Perhaps this sliding tolerance thing is something that happens to all of us with equally sliding age and stamina, allistic people included. The same exodus to the big cities that happens in our 20s tends to reverse, to a large extent, in our 30s, 40s and 50s. Those same factors that energise suddenly deplete or repel and suddenly we all seem to long for a place in the country or at least a quieter spot with a lot more space. With a booming population, where does that lead us in the coming decades? What quieter, more aesthetic places will be left for those of us that need them like air? Cities, by and large, are becoming more chaotic, more grungy, more overstimulating than they have ever been and they can’t just be playgrounds for the young and sensorily tolerant as there will always be other people forced to live in them, perhaps struggling and floundering, gasping for sensory relief. I am hypersensitive so perhaps I see this burgeoning issue as though I am the canary in the coal mine but that must surely make those like me a cursory warning as to where we are headed.

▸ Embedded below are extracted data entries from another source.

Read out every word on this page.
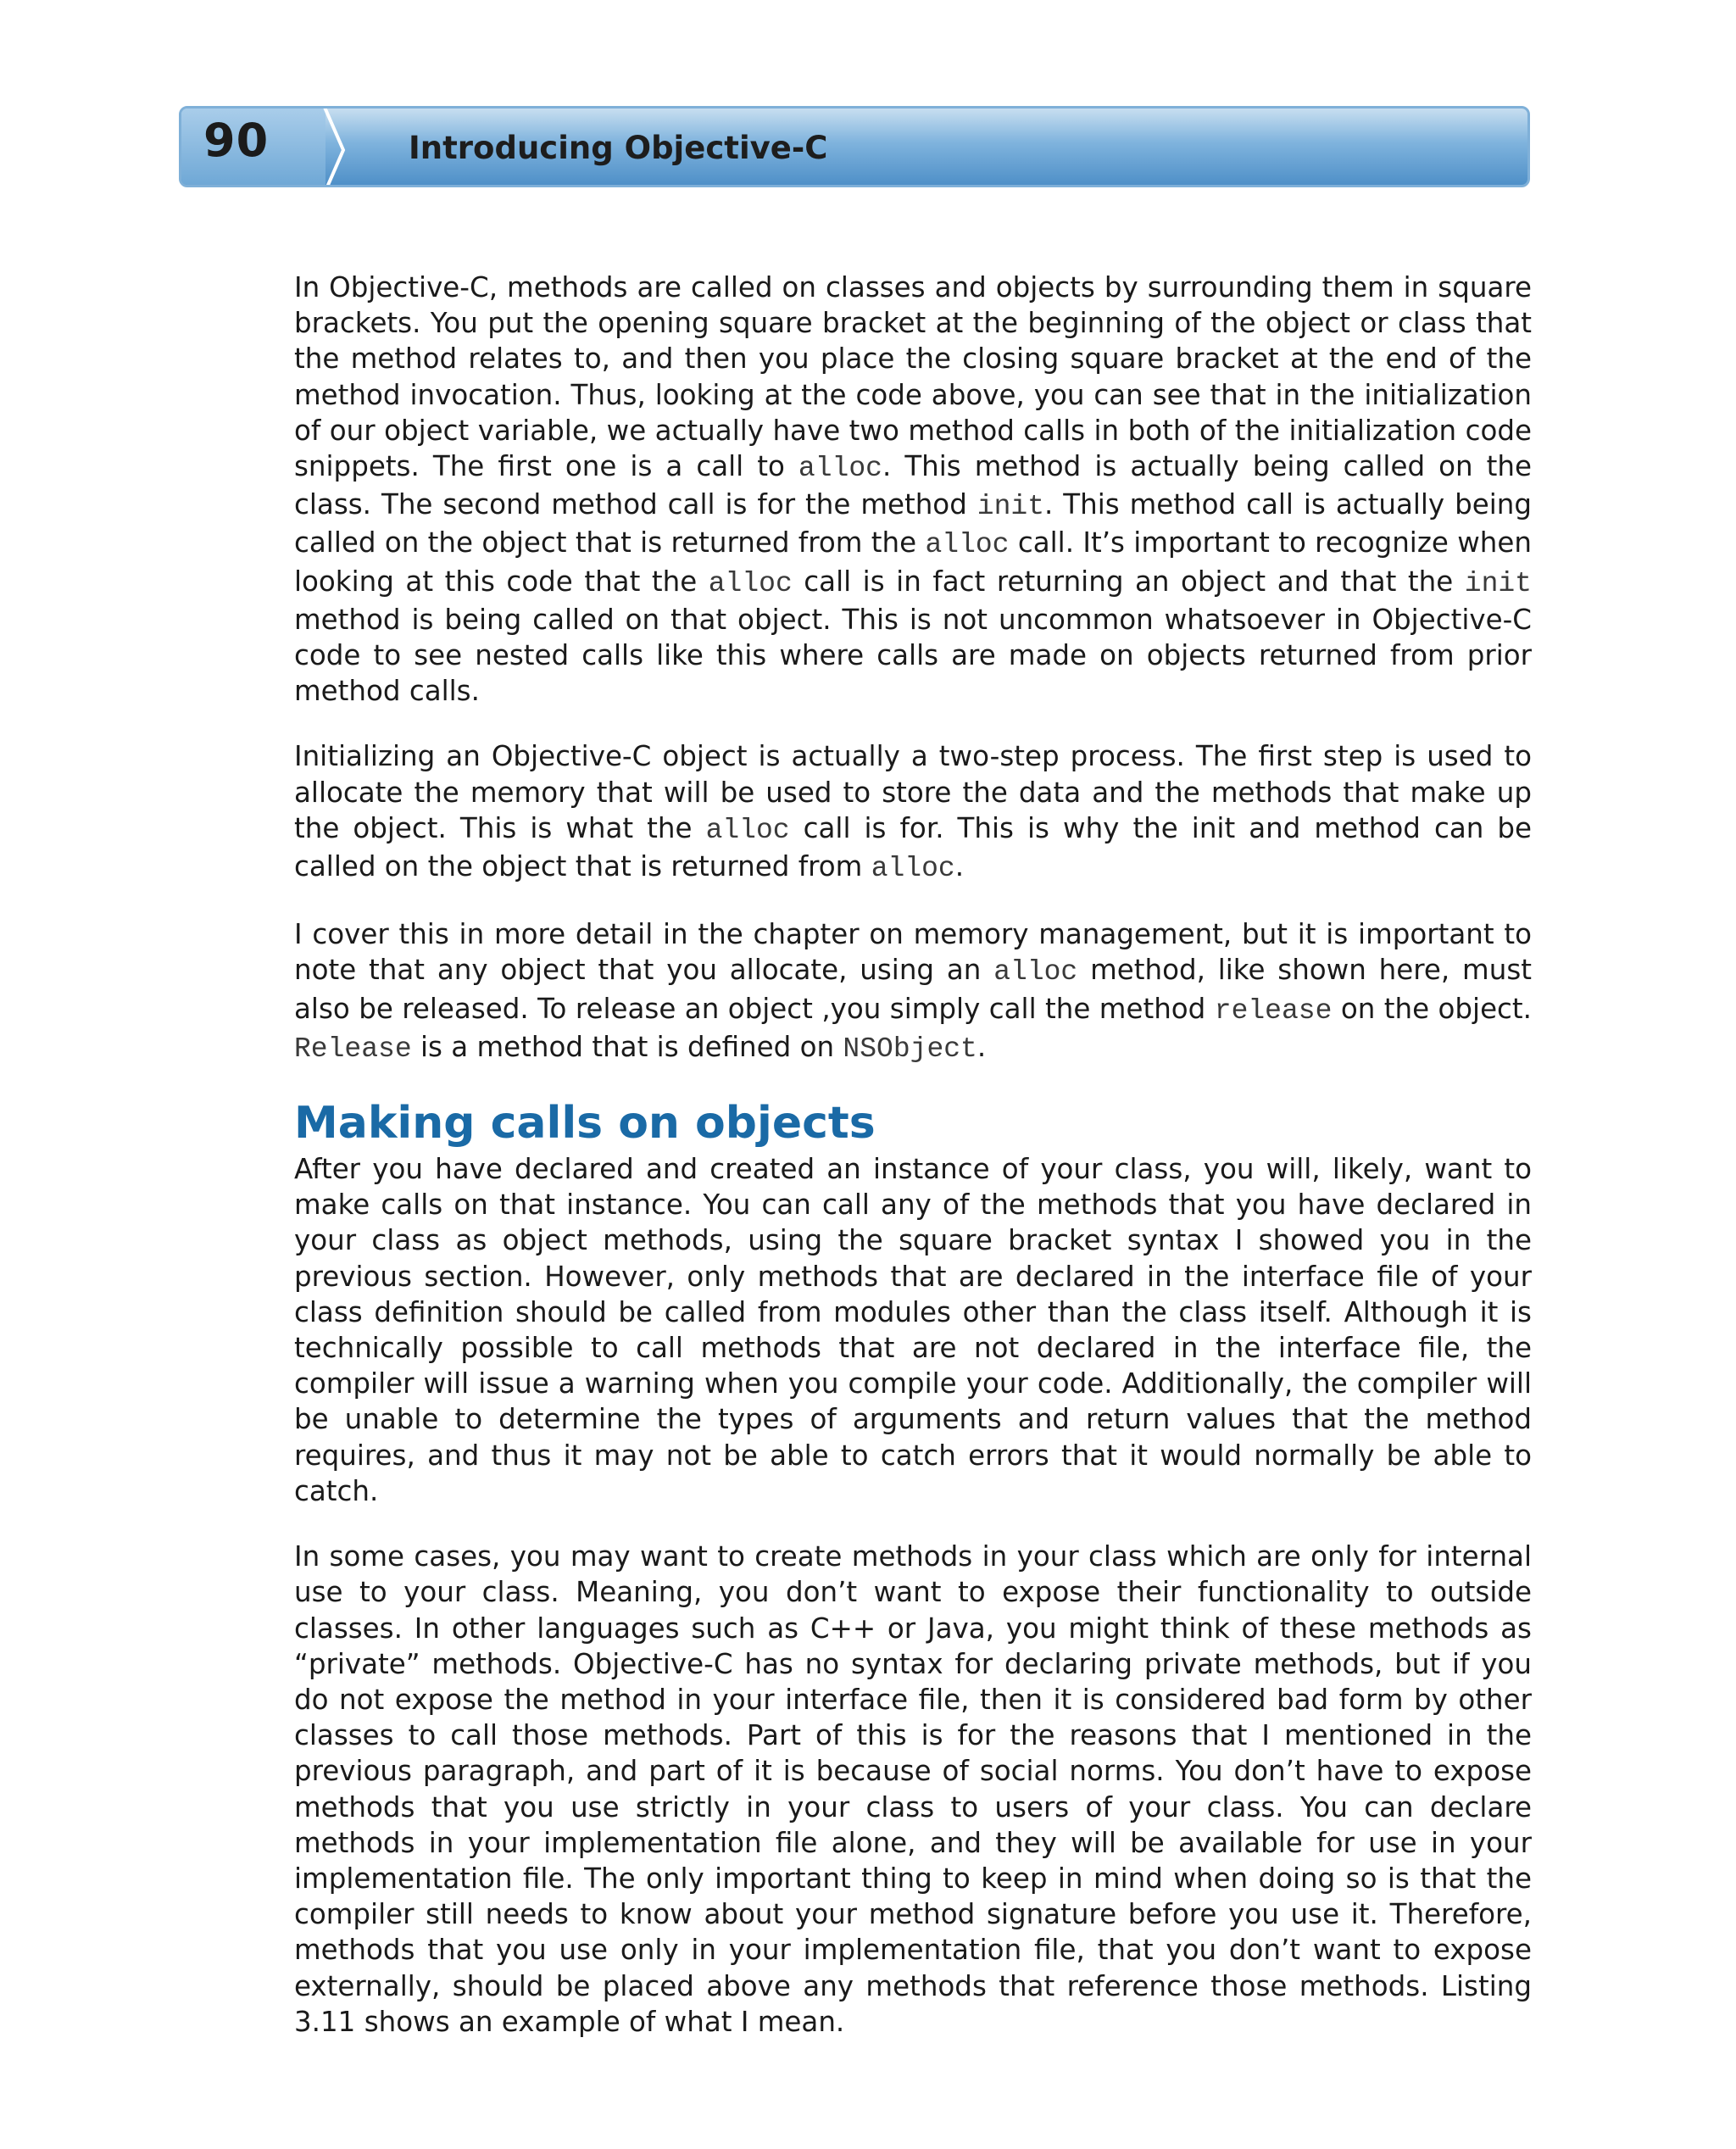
90	Introducing Objective-C

In Objective-C, methods are called on classes and objects by surrounding them in square brackets. You put the opening square bracket at the beginning of the object or class that the method relates to, and then you place the closing square bracket at the end of the method invocation. Thus, looking at the code above, you can see that in the initialization of our object variable, we actually have two method calls in both of the initialization code snippets. The first one is a call to alloc. This method is actually being called on the class. The second method call is for the method init. This method call is actually being called on the object that is returned from the alloc call. It’s important to recognize when looking at this code that the alloc call is in fact returning an object and that the init method is being called on that object. This is not uncommon whatsoever in Objective-C code to see nested calls like this where calls are made on objects returned from prior method calls.

Initializing an Objective-C object is actually a two-step process. The first step is used to allocate the memory that will be used to store the data and the methods that make up the object. This is what the alloc call is for. This is why the init and method can be called on the object that is returned from alloc.

I cover this in more detail in the chapter on memory management, but it is important to note that any object that you allocate, using an alloc method, like shown here, must also be released. To release an object ,you simply call the method release on the object. Release is a method that is defined on NSObject.

Making calls on objects

After you have declared and created an instance of your class, you will, likely, want to make calls on that instance. You can call any of the methods that you have declared in your class as object methods, using the square bracket syntax I showed you in the previous section. However, only methods that are declared in the interface file of your class definition should be called from modules other than the class itself. Although it is technically possible to call methods that are not declared in the interface file, the compiler will issue a warning when you compile your code. Additionally, the compiler will be unable to determine the types of arguments and return values that the method requires, and thus it may not be able to catch errors that it would normally be able to catch.

In some cases, you may want to create methods in your class which are only for internal use to your class. Meaning, you don’t want to expose their functionality to outside classes. In other languages such as C++ or Java, you might think of these methods as “private” methods. Objective-C has no syntax for declaring private methods, but if you do not expose the method in your interface file, then it is considered bad form by other classes to call those methods. Part of this is for the reasons that I mentioned in the previous paragraph, and part of it is because of social norms. You don’t have to expose methods that you use strictly in your class to users of your class. You can declare methods in your implementation file alone, and they will be available for use in your implementation file. The only important thing to keep in mind when doing so is that the compiler still needs to know about your method signature before you use it. Therefore, methods that you use only in your implementation file, that you don’t want to expose externally, should be placed above any methods that reference those methods. Listing 3.11 shows an example of what I mean.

All I can be absolutely sure of is that some places instantly deplete me like I have taken a chemical bath or eaten something off my allergy list…the effect is that instantaneous. I can’t even watch programs set in certain places; my recent abortion of a tv series that was otherwise fascinating to me, long before the plot had unravelled, being testament to the fact. Realising the degree to which I am affected by this, and have always been affected, is at least a useful thing to be warned about at my age, where I have reasonable choices at my disposal since prewarned is prearmed when I make any decisions about location. These days, when I decide whether the answer is “yes” or “no” to a place, even for a short visit, I take full consideration of this factor into account, rather than pretending it doesn’t exist like I used to do. Its not so useful to my daughter, who (unprompted by me) recently brought up observations about her own hypersensitive responses to places and the self-observed correlation with her state of energy and general wellbeing given she is at an age where she still has to override her sensitivities in order to “get on” in her career. This fills me with parental trepidation since I know what an ultimately detrimental effect long use of the “override” button had on my health (which tanked utterly after 2 years’ commute to the ugliest place I ever worked; not the only but certainly one of the biggest factors in my crash, in hindsight).

So is this thing an autistic disability or more a case of, yet again, struggling with the effects of living in an allistic-created world, where the majority seem to be equipped with extra thick skins to things that often affront the more sensitive, which may very well include some, if not all, autistic people and a good number of other neurodivergent individuals? What would a world constructed, or at least informed, by the more sensitive amongst us look and feel like; would it be a healthier, more harmonious place? That’s something I really hope future generations get to find out but what we need, first, are many more neurodivergent people on the inside as architects and policymakers and then, just maybe, we would see some better levels of wellbeing and mental health being played out, not just for us but perhaps for everyone.

2 thoughts on “Places that deplete

  1. Thank you for this post! I’m also someone (AuDhd) who can often love the stimulation of the city but completely crumble in an instant if an environment feels wrong.